Controlling drift of pre-emergence herbicides

A photo of spring barley in a field.

Pre-emergence herbicides are a vital part of the crop protection toolbox, used by farmers and growers to combat weeds in a wide range of crops. However, under certain conditions, they are also at risk of drifting into non-target areas, and this includes other crops where they can cause serious residue issues. Learn more about how you can control the application of your herbicides this autumn.

Drift is a risk for all spray application, however the nature of pre-emergence herbicides is that they are used in situations where the bare soil can be releasing accumulated heat. This causes rising air that, without any crop to intercept it, can carry spray droplets up with it and cause drift.

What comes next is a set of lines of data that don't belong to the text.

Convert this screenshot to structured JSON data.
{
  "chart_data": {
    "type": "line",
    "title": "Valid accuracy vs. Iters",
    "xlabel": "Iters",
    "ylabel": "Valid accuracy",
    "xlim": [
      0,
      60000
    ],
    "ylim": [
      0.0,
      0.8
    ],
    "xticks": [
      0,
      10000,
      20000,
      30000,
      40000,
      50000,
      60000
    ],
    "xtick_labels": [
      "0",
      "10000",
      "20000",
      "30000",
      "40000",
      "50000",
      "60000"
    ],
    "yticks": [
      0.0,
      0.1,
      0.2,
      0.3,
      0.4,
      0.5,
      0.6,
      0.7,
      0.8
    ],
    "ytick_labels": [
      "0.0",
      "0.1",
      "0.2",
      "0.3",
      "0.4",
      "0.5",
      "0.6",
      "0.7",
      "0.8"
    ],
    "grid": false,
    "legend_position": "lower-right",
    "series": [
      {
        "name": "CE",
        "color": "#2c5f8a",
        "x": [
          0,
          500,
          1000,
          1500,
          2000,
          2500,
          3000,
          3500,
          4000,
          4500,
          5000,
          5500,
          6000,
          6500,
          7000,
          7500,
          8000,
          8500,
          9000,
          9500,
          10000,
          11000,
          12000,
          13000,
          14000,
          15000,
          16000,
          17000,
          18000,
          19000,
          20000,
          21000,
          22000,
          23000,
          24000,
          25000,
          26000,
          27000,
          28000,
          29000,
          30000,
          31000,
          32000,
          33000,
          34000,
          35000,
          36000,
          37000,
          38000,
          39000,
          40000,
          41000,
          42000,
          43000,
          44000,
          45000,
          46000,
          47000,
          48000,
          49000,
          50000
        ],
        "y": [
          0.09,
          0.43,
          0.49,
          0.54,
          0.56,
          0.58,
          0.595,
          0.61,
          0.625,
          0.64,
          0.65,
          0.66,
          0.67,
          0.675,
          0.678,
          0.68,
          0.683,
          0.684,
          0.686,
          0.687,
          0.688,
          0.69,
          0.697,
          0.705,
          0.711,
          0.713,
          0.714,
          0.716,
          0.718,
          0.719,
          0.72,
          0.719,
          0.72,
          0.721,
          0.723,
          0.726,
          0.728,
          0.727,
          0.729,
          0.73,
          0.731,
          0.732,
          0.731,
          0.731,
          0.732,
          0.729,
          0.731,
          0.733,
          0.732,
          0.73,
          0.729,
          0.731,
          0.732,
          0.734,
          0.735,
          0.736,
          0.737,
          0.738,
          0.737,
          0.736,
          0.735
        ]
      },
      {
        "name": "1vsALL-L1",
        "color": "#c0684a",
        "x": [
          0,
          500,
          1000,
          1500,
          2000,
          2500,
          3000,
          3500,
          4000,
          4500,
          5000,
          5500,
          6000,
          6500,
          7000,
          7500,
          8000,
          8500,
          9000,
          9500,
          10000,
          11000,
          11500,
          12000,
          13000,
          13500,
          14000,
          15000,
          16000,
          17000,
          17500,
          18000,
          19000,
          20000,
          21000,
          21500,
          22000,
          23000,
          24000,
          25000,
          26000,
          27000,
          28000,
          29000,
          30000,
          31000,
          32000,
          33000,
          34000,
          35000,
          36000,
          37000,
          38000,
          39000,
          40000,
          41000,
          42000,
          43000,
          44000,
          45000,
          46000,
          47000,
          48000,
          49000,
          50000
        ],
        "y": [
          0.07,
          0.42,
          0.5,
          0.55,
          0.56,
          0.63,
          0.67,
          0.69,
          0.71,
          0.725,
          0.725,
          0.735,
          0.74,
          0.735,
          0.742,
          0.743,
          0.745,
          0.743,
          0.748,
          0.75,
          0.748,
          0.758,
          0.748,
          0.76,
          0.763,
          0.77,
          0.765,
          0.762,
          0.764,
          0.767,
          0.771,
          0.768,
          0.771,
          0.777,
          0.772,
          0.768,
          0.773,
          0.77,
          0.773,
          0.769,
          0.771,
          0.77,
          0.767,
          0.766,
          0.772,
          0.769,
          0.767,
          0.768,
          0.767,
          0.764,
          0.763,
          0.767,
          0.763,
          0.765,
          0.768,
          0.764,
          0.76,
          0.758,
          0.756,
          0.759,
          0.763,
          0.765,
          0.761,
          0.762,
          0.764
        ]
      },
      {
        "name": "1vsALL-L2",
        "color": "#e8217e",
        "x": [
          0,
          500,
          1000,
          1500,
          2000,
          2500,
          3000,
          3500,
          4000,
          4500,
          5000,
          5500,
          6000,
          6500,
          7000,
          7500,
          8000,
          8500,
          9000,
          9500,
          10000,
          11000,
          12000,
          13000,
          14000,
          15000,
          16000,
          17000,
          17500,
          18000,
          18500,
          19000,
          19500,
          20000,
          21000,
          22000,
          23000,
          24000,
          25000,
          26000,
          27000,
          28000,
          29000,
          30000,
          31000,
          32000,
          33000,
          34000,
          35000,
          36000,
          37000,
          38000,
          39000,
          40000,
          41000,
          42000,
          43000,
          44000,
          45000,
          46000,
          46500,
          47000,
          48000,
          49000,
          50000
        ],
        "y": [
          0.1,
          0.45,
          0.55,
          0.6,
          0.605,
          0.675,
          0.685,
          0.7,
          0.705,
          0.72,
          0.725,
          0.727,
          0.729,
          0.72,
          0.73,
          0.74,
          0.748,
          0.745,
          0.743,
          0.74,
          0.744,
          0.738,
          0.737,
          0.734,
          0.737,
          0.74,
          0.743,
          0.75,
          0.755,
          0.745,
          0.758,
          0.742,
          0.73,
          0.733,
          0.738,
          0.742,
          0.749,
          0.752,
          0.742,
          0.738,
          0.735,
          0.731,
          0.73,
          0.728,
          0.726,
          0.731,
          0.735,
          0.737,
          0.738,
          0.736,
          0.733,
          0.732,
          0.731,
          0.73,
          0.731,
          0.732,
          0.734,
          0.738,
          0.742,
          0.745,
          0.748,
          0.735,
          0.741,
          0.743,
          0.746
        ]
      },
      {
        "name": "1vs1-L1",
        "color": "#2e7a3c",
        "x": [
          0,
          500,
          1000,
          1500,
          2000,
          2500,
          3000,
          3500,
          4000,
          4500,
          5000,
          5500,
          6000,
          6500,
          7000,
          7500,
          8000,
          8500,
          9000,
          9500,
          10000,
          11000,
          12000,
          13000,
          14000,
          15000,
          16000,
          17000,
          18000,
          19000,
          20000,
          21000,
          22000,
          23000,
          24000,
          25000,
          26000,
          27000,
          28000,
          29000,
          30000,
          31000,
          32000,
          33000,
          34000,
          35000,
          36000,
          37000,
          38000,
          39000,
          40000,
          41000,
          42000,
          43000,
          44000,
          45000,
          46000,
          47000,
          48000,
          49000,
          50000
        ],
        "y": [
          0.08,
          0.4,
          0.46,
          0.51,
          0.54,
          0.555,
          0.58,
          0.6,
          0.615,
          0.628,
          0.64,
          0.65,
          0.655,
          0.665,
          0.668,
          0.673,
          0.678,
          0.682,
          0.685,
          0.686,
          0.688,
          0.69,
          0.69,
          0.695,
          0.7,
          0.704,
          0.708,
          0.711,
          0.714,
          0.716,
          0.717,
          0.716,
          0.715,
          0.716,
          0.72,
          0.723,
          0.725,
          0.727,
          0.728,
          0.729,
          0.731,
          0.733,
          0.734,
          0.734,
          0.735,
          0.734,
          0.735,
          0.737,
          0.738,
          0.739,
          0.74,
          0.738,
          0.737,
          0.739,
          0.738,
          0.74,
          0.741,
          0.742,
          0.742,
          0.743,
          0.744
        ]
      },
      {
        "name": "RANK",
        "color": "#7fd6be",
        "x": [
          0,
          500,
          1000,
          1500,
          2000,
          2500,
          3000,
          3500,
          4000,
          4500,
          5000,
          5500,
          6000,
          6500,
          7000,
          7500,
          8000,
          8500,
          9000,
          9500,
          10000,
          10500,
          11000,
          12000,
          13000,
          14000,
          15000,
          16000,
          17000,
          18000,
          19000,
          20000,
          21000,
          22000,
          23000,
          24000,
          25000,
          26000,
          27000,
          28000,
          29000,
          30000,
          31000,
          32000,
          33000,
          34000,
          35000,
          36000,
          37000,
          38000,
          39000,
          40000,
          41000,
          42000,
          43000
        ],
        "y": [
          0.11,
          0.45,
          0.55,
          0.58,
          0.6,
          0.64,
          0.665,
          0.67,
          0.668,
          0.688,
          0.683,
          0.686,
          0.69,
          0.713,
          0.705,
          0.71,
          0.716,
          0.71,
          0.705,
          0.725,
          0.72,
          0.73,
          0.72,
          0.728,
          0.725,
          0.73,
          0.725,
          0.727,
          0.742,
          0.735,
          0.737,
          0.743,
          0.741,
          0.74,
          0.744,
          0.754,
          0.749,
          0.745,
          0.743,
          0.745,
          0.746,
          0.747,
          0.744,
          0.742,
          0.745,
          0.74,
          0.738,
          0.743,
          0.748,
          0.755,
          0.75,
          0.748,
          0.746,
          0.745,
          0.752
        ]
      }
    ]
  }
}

Drift reduces the effectiveness of the spray application and can reduce the effect of a pre-emergence herbicides on weed control. It also creates a risk of contaminating non-target areas, which for reasons of good environmental stewardship needs to be avoided.

These non-target areas can on occasion also include other crops, for which there aren’t authorised uses of the active substance. While such contamination doesn’t create food safety issues, because these active substances are allowed for use on other food crops, it can cause significant residue problems.

Drift onto horticultural crops

There have been occasional issues in recent years where horticultural crops have been affected by pre-emergence herbicide active substances that are not registered in that crop, in particular prosulfocarb.

Herbicide products like Clayton Comply, Defy, Quidam Spinnaker and others that are routinely used on cereal crops all contain prosulfocarb. Issues arise when drift occurs from cereals onto fruit and vegetable crops.

If fruit or vegetable crops get affected by drift of a pre-emergence herbicide such as prosulfocarb, it can result in a residue greater than the default MRL (maximum residue level). This is because it is likely that the MRL for prosulfocarb on that crop will be set at the default lowest level, if no prosulfocarb-containing herbicides are available for that crop.

Crops with MRL exceedances cannot be marketed, resulting in significant losses for the grower. MRLs are a trading standard, despite the fact that there is no consumer health risk.

The MRL is always set at a level that is significantly more stringent than any safety level. There are horticultural crops where the permitted MRL for prosulfocarb is many times higher than those which have been affected by drift issues, which highlights that this is purely a trading standard issue.

If you are using pre-emergence herbicides this autumn ensure you follow best practice measures to eliminate the risk of drift to any nearby horticultural crops.

Top tips for getting the most out of your pre-emergence herbicides:

  • Apply promptly after drilling – weeds can start to germinate immediately after drilling, so a prompt pre-em will prevent the weed growing past the layer of control from the herbicide.
  • Go slow – keep the sprayer speed below 12 km per hour – higher speeds create turbulence behind the boom, reduce the stability of the boom, and results in drift and poorer coverage.
  • Use nozzles that ensure good coverage and minimal drift - the chances of drift happening are greater with smaller spray droplets, so select nozzles to deliver a coarser spray. Consider using 90% drift reduction nozzles.
  • Use higher water volumes - water volumes of 200 l/ha usually result in better surface coverage than lower water volumes.
  • Keep the sprayer boom height low – a maximum height of 50cm above the target will help reduce drift and ensure optimum surface coverage.
  • Ensure soil is moist – this moisture stimulates germination of weed seed and it is needed for the herbicide to move through the soil into the weed germination zone, ensuring better protection.

Farmers and growers should consider what best practice measures they can take to reduce drift in order to maximise product efficacy, encourage environmental stewardship, and protect non-target crops.